Un homme de ce temps me disait : « Les Jacobins avaient tant parlé, reparlé de mort, qu’à leur clôture il sembla que la mort était supprimée, que jamais on ne mourrait plus. — Nous nous crûmes nés de ce jour-là, jeunes et devant rester jeunes, ne pouvant vieillir jamais. On ne se souciait plus guère de ses années antérieures. Tout le passé s’obscurcit. Ceux d’aujourd’hui sont fous de croire que nous étions rétrogrades. Non, nous étions au présent. Il y avait eu sans doute un certain ancien régime. Il y avait eu hier la crise de la Terreur. Mais, Terreur et Royauté, nous jetions tout de grand cœur au profond puits de l’oubli.
« Personne n’a compris ni décrit ce moment où nous n’avions plus les assommants Jacobins, et nous n’avions pas encore la turbulente rentrée des Émigrés, aigres et fats, rancuneux, impertinents. Les disputes, les duels ne revinrent qu’avec eux, en 95. Nul orgueil aristocratique en novembre 94. Toute classe assez mêlée. Les partis (sauf bien peu d’hommes) se rapprochaient. A l’Assemblée, bon nombre des plus violents avaient traversé la salle, et étaient allés s’asseoir à droite parmi leurs ennemis. Ils semblaient, bien plus que le centre, émus de douleur, de pitié, pour tout ce qui avait souffert.
« Que de souffrances duraient ! que d’ouvriers sans travail ! que de boutiques encore fermées ! Sous la Terreur (quelqu’un l’a dit), comme on forçait de vendre à perte, « c’était à qui ne vendrait pas. » Le commerce reprit un peu. On s’aperçut de l’état sordide où l’on était depuis deux ans. Les hommes, à la carmagnole, substituèrent les habits. Mais aucune toilette encore. Les folles modes du Directoire ne viennent que bien plus tard. Les femmes (sauf un ruban peut-être) n’achetaient encore rien du tout. Elles étaient fort malheureuses. Il était grand temps que la vie ordinaire, le train du monde reprît. Elles mouraient de faim. Telle comtesse cousait des chemises. Telle marquise était ravaudeuse. D’autres allaient humblement offrir des leçons de clavecin, ou vous forçaient de laisser faire votre portrait. Mais souvent leurs petits talents d’agrément, jadis tant loués, aujourd’hui mis à des épreuves sérieuses, leur valaient de durs compliments. Après cent courses dans la boue, mal accueillies, mais payées, elles remontaient en pleurant manger leur pain sec au grenier.
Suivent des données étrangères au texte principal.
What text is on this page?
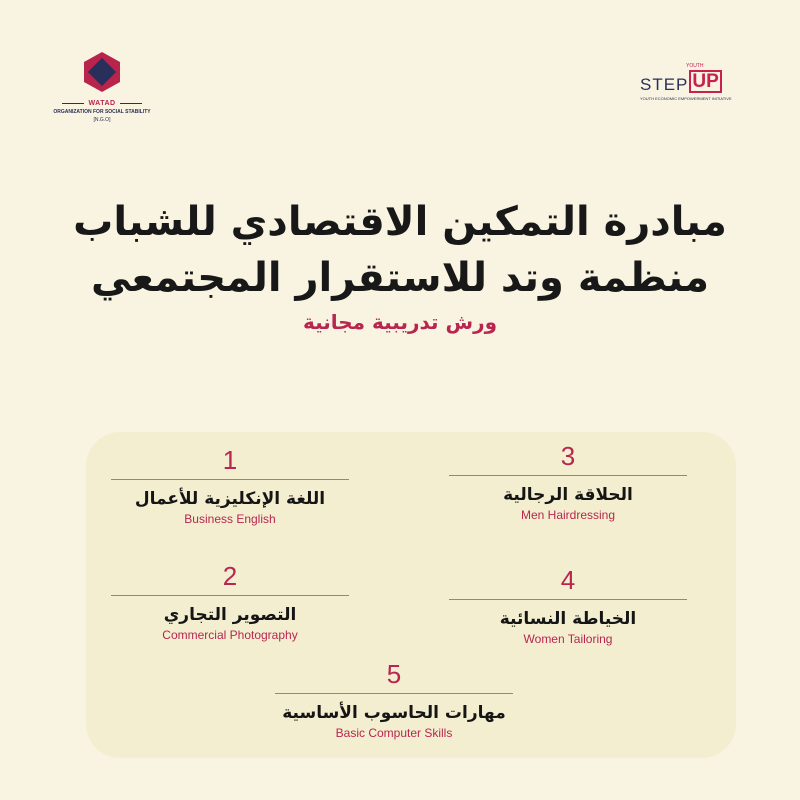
WATAD
ORGANIZATION FOR SOCIAL STABILITY
[N.G.O]
YOUTH
STEP UP
YOUTH ECONOMIC EMPOWERMENT INITIATIVE
مبادرة التمكين الاقتصادي للشباب
منظمة وتد للاستقرار المجتمعي
ورش تدريبية مجانية
1
اللغة الإنكليزية للأعمال
Business English
3
الحلاقة الرجالية
Men Hairdressing
2
التصوير التجاري
Commercial Photography
4
الخياطة النسائية
Women Tailoring
5
مهارات الحاسوب الأساسية
Basic Computer Skills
« Elles étaient fort touchantes, de leurs dangers, de leurs malheurs. Jamais elles n’eurent moins d’art, de manège, jamais plus de sincérité. Elles voulaient être aimées, et ne le cachaient point du tout. Elles venaient en nos bals en novembre et en décembre, dans leur petite robe blanche, robe unique de toute saison, et qui ne défendait guère. Beaucoup venaient seules, sans parents ni amies, sans protection. Mais justement cette époque eut la fièvre du mariage. On n’y mettait nullement les calculs d’aujourd’hui. On s’informait moins des fortunes. On voyait, aimait, épousait. Et celle qui arrivait là seule, sans appui, avait plus de chance qu’aucune de trouver un mari.
« Mercier, peu d’années après, s’étonne de voir aux promenades tant de jeunes mères qui allaitent, tant d’enfants de deux ou trois ans dans de petits chariots ; enfin, dit-il, plus d’enfants qu’il n’y a de grandes personnes. C’est le fruit des mariages innombrables qui eurent lieu en 94 après la Terreur. Il remarque encore une chose, la douceur toute nouvelle, la tendresse, les ménagements avec lesquels sont traités les enfants.